DeAnna and Roger Cummings, directors of Juxtaposition Arts, have been planning to demolish the organization’s building on West Broadway Avenue for over a decade. Things are moving more quickly than planned, however.
The mural-bedecked north Minneapolis property houses JXTA’s apprenticeship programs, where young people are trained in different artistic disciplines and earn wages while doing projects. The building has long been an arts landmark on West Broadway and Emerson, but for the past few years, there’s been an issue with bricks falling off the facade.
JXTA had done patch repairs a few times, but last spring the city began issuing citations. “There’s this new rule,” says DeAnna. “Once we get a safety citation with regard to our property, the fine increases with each additional citation.”
They had to act quickly. Fines started at $500, and they would spiral to upwards of $200,000 if the organization didn’t do something. “Even during the time spent researching what made the most sense, we were on a clock that was ticking,” she says.

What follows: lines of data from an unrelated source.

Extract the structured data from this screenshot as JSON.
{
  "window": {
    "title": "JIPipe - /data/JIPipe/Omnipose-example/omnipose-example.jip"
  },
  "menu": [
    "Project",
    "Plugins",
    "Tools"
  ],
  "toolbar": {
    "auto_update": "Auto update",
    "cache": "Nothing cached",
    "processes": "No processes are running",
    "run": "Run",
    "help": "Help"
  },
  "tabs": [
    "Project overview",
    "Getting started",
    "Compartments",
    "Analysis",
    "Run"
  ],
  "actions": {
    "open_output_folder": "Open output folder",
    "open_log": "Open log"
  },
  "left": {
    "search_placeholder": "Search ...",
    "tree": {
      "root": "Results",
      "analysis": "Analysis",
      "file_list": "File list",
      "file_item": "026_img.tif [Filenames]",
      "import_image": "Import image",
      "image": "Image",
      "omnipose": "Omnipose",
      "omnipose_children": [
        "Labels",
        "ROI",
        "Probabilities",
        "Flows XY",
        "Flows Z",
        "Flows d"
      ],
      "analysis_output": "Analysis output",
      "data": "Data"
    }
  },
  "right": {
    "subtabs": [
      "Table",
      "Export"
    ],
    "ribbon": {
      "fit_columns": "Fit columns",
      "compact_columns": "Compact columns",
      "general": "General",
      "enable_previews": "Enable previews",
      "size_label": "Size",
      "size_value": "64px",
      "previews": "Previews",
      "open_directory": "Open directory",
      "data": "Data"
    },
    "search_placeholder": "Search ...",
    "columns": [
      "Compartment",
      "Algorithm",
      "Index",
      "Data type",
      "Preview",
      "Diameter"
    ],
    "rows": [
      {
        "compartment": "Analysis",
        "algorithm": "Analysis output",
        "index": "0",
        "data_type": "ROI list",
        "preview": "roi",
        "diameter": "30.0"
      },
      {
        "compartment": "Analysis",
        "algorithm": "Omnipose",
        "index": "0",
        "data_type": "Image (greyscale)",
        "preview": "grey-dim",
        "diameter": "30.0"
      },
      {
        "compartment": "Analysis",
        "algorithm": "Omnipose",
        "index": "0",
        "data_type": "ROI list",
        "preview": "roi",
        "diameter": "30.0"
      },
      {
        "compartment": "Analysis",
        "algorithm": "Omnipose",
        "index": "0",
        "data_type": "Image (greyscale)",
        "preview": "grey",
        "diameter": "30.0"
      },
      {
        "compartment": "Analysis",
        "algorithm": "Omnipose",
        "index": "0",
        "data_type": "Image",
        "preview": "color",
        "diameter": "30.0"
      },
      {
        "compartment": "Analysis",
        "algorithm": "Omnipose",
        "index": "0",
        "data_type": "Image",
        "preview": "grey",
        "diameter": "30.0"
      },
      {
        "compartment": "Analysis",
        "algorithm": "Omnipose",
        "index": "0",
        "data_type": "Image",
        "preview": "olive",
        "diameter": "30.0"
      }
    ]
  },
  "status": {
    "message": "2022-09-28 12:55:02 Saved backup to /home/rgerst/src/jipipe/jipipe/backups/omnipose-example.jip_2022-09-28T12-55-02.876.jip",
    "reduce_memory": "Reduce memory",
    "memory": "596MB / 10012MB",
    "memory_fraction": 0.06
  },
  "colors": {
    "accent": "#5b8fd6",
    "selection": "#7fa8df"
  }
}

When the organization met with contractors and engineers, they discovered that the problem went beyond just the bricks on the outside. “The facade failure was tied into the entire building structure,” says Roger. Fixing the facade would cost $500,000.
“We came to the conclusion that what would make the most sense would be to demolish the building while we put in a plan for the future of the building,” says DeAnna.
JXTA doesn’t have the cash on hand to build a new building right away, so instead they plan to create an art park/plaza. The young people in JXTA’s studios will help design it with pros in collaboration with the West Broadway Coalition and City of Skate, a skateboard park design firm. The new outdoor space will boast artistic benches, gathering areas, food trucks, and places to eat and perform. It will be partially complete in time for the FLOW Northside Arts Crawl in July, with its final completion set for next year.
“We didn’t want the fact that the building was going away to be a negative for the corridor,” says DeAnna. “A vacant lot is not sexy. Why not activate it?” says Roger.
The small adjacent building on Emerson, which holds the organization’s gallery, as well as the two-story building where the VALT program is hosted, will remain. Meanwhile, JXTA is leasing a space kitty corner to the property at Family’s Moving Forward as a temporary measure for at least the next two years.
Unfortunately, the organization will have to put their woodworking and metal fabrication shop on hold. “There are a few things we will have to do without and work around, the wood shop being one of them,” says Roger.
JXTA’s retail shop is going mobile. Currently, they have things for sale in the gallery, with plans to sell merchandise on a pop-up basis at festivals and events throughout the year.
In addition, JXTA continues to do work around the city. The group had a storefront window display as part of Hennepin Theatre Trust’s Made Here Program, and there’s an upcoming commission with the Vikings.